Seluruh jurnal pada berbagai bidang ilmu

  • GSM membuat peringkat 100 teratas sesuai bahasa.
  • Ada 11 bahasa yang dibuat pemeringkatannya.
  • Saya menggabungkan daftar peringkat jurnal seluruh bahasa. Jadi ada 11 bahasa x 100 jurnal atau 1100 jurnal.
  • Saya membuat kolom baru yang memisahkan jurnal dalam Bahasa Inggris dan jurnal dalam Bahasa Non Inggris.
  • Kemudian saya membuat plot antara h5-median terhadap h5-index untuk seluruh (1100 jurnal) tersebut.
  • Hasilnya adalah sebagai berikut. Posisi peringkat 100 jurnal EN berada di atas 1000 jurnal non-EN berdasarkan h5-median dan h5-index.
Total jurnal: plot h5-median terhadap h5-index. Ada 100 jurnal EN berada di atas 1000 jurnal non-EN.

Jurnal dipilah berdasarkan kategori ilmu

  • Sayangnya fitur pemilahan ini hanya dilakukan oleh Tim GSM untul peringkat jurnal dalam Bahasa Inggris.
  • Mereka memilah peringkat jurnal berdasarkan delapan kategori ilmu (klasifikasi Google Scholar Metric):
    • BEM: Business, Economics, and Management
    • CMS: Chemistry and Material Sciences
    • ECS: Engineering and Computer Science
    • HLA: Humanities, Literature, and Arts
    • HMS: Health and Medical Sciences
    • LES: Life and Earth Sciences
    • PM: Physics and Math
    • SS: Social Science (belum diplot)
  • Pada masing-masing kategori ilmu ada 20 jurnal.
  • Di bawah ini adalah grafiknya.
  • Di bagian atas, ada Nature, Lancet, Science, New England Journal of Medicine, dan IEEE Conference).
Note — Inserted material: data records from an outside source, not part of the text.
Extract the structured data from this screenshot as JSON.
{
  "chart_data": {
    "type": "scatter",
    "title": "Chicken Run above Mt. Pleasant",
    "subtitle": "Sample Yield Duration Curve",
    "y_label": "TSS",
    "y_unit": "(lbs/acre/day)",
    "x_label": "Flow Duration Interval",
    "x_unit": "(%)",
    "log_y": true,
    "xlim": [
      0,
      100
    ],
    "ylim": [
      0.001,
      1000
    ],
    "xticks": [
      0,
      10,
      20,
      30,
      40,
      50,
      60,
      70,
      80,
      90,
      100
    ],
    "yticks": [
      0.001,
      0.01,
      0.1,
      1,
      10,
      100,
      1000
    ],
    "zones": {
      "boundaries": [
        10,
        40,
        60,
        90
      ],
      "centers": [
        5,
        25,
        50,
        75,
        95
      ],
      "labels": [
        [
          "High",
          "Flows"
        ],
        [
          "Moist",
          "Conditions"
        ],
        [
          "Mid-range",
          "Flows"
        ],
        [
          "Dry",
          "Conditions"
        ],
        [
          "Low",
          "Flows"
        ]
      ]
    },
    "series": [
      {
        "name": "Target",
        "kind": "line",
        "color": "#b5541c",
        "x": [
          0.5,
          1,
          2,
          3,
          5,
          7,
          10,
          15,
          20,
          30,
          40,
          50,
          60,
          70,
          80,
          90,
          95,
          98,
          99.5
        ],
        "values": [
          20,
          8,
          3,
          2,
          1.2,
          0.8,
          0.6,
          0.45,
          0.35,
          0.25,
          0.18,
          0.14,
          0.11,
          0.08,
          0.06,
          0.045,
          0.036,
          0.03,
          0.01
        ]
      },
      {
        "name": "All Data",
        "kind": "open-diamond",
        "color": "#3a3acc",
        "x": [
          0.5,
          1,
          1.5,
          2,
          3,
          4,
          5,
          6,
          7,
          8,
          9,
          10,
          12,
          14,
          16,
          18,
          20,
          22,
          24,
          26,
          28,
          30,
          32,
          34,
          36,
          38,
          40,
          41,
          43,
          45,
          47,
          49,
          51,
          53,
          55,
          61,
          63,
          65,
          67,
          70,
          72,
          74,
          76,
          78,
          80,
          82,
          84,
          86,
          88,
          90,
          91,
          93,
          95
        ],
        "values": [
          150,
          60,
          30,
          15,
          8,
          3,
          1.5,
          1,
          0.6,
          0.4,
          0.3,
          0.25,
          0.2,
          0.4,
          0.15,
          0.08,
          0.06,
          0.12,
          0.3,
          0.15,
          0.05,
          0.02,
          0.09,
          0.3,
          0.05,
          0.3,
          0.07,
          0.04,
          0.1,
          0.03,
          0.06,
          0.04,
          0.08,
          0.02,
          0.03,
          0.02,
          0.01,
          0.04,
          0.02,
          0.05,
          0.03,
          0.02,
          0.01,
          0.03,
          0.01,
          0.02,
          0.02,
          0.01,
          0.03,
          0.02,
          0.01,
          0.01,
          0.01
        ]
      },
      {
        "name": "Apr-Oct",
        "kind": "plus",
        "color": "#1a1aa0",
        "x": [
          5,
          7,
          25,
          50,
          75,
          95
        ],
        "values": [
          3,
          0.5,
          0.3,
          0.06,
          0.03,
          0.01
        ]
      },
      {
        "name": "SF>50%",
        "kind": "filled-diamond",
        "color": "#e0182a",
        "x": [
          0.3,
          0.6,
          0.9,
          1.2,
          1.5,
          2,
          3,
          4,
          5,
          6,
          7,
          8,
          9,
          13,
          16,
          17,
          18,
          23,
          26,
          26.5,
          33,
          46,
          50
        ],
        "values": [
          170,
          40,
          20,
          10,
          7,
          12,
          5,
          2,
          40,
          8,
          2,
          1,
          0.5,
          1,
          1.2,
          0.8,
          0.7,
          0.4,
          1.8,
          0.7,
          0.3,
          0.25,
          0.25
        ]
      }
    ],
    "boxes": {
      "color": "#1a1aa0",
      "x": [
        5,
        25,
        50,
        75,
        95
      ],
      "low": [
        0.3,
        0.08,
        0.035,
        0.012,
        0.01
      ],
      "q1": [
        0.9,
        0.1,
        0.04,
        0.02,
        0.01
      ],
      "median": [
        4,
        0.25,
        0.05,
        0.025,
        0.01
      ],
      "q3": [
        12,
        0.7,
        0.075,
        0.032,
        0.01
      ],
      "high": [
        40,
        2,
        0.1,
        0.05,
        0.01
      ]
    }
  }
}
Kelima jurnal tersebut masing-masing masuk ke dalam kategori:
    • Health and Medical Science (HMS/warna kuning): Jurnal The New England Journal of Medicine dan Lancet
    • Life and Earth Science (LSE/warna merah muda): Jurnal Nature dan Science
    • Engineering and Computer Science (ECS/warna hijau): IEEE Conference on Computer Vision and Pattern
  • Dapat disampaikan di sini bahwa jurnal bidang kesehatan, kedokteran, ilmu hayati, dan ilmu kebumian berada di peringkat atas berdasarkan jumlah sitasi.
Grafik yang sama dengan label nama jurnal teratas. #scicomm #responsiblemetric (ada Nature, Lancet, Science, New England jo Medicine, IEEE Conference)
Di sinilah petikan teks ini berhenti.